F. HOFFMANN-La ROCHE LTD et al. v. EMPAGRAN S. A. et al.

CERTIORARI TO THE UNITED STATES COURT OF APPEALS FOR THE DISTRICT OF COLUMBIA CIRCUIT

No. 03–724.
Argued April 26, 2004 —Decided June 14, 2004
The Foreign Trade Antitrust Improvements Act of 1982 (FTAIA or Act) provides that the Sherman Act "shall not apply to conduct involving trade or commerce . . . with foreign nations," 15 U.S.C. § 6a, but creates exceptions for conduct that significantly harms imports, domestic commerce, or American exporters. In this case, vitamin purchasers filed a class action alleging that vitamin manufacturers and distributors had engaged in a price fixing conspiracy, raising vitamin prices in the United States and foreign countries, in violation of the Sherman Act. As relevant here, defendants (petitioners) moved to dismiss the suit as to the foreign purchasers (respondents), foreign companies located abroad, who had purchased vitamins only outside United States commerce. In dismissing respondents' claims, the District Court applied the FTAIA and found none of its exceptions applicable. The Court of Appeals reversed, concluding that the FTAIA's exclusionary rule applied, but so did its exception for conduct that has a "direct, substantial and reasonably foreseeable effect" on domestic commerce that "gives rise to a [Sherman Act] claim," §§ 6a(1)(A), (2). Assuming that the foreign effect, i. e., higher foreign prices, was independent of the domestic effect, i. e., higher domestic prices, the court nonetheless concluded that the Act's text, legislative history, and policy goal of deterring harmful price fixing activity made the lack of connection between the two effects inconsequential.
Held: Where the price fixing conduct significantly and adversely affects both customers outside and within the United States, but the adverse foreign effect is independent of any adverse domestic effect, the FTAIA exception does not apply, and thus, neither does the Sherman Act, to a claim based solely on the foreign effect. Pp. 161–175.

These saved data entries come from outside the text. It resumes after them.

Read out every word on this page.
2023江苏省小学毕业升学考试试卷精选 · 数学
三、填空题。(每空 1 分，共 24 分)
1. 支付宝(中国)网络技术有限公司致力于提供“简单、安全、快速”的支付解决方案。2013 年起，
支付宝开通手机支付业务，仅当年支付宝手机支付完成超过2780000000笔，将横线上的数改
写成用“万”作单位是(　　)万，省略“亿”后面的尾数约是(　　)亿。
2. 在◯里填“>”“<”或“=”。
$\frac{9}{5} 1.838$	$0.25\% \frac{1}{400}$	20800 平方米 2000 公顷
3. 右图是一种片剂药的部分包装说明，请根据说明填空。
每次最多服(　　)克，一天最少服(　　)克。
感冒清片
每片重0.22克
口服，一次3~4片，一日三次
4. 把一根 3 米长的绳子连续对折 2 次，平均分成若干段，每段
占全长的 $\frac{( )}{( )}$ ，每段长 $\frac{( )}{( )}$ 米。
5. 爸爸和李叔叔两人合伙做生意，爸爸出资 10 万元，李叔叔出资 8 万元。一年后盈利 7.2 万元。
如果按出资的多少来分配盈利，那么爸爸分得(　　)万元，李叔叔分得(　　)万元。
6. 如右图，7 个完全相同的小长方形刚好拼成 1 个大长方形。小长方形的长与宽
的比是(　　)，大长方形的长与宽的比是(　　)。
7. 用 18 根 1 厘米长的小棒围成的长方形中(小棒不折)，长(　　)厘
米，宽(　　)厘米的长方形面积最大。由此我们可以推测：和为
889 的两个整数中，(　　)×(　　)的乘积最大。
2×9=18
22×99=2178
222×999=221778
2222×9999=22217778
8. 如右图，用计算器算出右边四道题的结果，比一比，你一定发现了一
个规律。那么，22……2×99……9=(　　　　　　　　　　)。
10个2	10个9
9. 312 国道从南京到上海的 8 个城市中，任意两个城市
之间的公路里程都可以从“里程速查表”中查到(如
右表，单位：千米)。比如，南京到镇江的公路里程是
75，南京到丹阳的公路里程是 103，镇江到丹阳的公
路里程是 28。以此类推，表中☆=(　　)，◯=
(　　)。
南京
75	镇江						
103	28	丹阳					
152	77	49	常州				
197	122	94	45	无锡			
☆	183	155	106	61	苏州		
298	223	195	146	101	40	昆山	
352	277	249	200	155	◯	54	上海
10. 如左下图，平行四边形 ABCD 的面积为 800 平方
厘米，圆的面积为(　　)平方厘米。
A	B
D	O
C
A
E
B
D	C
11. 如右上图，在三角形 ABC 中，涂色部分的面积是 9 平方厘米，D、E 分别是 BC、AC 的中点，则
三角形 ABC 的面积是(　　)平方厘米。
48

(a) Respondents' threshold argument that the transactions fall outside the FTAIA because its general exclusionary rule applies only to conduct involving exports is rejected. The House Judiciary Committee changed the bill's original language from "export trade or export commerce," H. R. 5235, to "trade or commerce (other than import trade or import commerce)" deliberately to include commerce that did not involve American exports but was wholly foreign. Pp. 162–163.